Regardless, this was a great women’s Main Event that got tons of time (without ever lagging), and I wish everyone I saw complaining on Twitter this week that neither NXT nor AEW made their Women’s Title Match the main event of their show would give NXT UK a shot.
Much of the storytelling of this match was about Tegan’s damaged knees, which is sort of inevitable at this point in her career. At times, it’s a little hard to watch, after what we’ve seen her go through in the past, but if I really get my galaxy brain going I can convince myself that everybody must be really sure her knees are doing great or they’d be more careful about letting that be the story.
I’ve already seen people saying that Tegan was done wrong by this match because she lost so soon after returning, and I’m here to say that’s an opinion that’s factually incorrect. This match made Tegan Nox look like a hero. Kay Lee Ray may not be big, but she’s dangerous, and she likes to hurt people.
Ray succeeded in hurting Nox quite a bit in this match, but Tegan just kept rising up, like some sort of Welsh female Tyler Bate with cyborg legs. The Gory Stretch into the Gory Bomb eventually took her out, but at least it was never as gory as her MYC match with Rhea Ripley.

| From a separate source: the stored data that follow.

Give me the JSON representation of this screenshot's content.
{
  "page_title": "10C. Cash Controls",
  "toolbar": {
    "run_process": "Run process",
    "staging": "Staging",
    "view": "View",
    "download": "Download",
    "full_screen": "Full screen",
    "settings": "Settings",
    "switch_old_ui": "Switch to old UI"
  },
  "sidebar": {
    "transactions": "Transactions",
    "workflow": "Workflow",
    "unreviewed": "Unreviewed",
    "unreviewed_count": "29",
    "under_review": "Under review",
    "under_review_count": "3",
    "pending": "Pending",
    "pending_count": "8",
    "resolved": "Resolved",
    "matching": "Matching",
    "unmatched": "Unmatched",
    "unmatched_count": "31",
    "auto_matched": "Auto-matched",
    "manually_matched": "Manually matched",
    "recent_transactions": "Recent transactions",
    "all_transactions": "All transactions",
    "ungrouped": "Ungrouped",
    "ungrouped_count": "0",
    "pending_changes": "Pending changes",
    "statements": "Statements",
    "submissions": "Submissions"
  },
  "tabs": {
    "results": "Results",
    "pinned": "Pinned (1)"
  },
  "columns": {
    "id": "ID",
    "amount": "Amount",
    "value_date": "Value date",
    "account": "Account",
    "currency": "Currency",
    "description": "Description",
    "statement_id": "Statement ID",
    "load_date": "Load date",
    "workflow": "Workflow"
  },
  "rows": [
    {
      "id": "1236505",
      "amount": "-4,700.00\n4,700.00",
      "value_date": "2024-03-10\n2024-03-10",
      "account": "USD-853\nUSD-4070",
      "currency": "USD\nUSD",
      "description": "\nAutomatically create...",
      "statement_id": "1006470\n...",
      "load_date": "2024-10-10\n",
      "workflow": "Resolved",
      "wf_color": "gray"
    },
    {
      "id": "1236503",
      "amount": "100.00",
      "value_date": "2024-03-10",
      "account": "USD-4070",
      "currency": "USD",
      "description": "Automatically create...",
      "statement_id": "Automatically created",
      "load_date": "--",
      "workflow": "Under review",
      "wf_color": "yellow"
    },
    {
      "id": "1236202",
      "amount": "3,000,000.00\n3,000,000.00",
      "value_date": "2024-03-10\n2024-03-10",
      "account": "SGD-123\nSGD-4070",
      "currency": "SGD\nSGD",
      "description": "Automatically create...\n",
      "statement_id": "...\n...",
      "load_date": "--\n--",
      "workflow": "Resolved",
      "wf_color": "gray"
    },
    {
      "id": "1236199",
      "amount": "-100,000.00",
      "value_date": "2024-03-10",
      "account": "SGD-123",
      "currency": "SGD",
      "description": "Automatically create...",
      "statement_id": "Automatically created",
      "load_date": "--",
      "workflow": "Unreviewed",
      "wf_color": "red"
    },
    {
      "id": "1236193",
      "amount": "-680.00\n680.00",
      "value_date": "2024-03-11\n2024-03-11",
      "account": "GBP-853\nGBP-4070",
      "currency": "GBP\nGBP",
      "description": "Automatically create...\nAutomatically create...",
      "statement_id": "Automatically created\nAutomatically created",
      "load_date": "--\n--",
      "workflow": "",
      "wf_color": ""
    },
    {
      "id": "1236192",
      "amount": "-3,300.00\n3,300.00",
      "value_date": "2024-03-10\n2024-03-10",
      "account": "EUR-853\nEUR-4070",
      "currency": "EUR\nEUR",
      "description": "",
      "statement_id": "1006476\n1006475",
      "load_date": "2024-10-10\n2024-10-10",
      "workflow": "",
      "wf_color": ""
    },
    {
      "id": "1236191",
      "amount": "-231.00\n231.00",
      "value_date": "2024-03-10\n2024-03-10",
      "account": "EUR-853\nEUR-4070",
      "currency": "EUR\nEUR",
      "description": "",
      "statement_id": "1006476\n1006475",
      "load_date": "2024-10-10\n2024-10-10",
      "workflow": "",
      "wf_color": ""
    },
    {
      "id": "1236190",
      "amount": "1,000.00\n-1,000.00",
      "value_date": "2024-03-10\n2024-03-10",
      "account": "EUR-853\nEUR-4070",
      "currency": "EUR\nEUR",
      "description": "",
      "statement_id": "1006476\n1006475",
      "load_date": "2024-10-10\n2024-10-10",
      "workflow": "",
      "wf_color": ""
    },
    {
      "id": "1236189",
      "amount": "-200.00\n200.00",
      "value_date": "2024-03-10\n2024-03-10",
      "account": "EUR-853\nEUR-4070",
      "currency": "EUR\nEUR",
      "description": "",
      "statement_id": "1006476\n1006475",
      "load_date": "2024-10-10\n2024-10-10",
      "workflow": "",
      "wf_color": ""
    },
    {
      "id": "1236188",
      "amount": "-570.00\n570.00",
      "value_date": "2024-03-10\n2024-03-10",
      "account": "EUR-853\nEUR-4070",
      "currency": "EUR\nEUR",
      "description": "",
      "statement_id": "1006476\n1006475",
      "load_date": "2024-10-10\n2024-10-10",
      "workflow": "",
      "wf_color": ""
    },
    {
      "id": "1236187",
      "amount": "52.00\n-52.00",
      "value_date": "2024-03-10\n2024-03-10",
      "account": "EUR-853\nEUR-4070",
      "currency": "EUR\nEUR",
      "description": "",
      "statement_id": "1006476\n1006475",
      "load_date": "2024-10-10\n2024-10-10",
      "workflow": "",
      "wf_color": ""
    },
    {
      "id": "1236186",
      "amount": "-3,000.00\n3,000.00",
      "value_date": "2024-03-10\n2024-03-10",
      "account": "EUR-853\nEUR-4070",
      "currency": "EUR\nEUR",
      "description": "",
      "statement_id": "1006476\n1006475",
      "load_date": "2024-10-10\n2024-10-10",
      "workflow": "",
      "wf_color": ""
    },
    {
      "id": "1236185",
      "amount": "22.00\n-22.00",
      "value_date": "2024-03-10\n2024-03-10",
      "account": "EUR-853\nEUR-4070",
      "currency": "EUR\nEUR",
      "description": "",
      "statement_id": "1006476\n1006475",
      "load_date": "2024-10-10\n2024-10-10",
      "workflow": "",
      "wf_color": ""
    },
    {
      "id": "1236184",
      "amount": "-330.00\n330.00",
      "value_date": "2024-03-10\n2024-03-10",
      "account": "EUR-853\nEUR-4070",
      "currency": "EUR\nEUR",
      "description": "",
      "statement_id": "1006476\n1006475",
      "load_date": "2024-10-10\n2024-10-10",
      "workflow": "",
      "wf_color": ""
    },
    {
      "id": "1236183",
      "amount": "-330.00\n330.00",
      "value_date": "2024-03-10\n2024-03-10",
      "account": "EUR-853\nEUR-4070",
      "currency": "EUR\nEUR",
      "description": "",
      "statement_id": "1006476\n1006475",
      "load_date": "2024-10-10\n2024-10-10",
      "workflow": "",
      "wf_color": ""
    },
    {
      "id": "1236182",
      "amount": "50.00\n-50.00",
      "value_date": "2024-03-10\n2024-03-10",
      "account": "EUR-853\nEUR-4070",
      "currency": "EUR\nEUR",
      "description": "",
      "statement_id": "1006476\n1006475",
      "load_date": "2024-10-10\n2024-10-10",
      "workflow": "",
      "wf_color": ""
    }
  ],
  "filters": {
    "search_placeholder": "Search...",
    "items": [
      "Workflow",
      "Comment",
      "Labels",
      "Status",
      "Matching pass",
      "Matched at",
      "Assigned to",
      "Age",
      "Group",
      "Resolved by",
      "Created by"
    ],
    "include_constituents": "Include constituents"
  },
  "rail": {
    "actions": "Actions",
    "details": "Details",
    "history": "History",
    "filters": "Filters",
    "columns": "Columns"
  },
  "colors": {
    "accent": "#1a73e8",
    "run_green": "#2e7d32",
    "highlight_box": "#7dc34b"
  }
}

Loss or not, this was Tegan’s second NXT UK match, and she might be the top female babyface on the roster at this point, or at least it’s close between her and Piper. I’m leaving Toni Storm out of the running since she’s currently MIA and I’m not so sure this is the brand we’ll see her on when she reappears, but the point still stands.
I can really see now why everyone was so high on Tegan before her injury. More Tegan, please. All the Tegan. Does she have an identical sister named Sarah Nox? If so, bring her in too.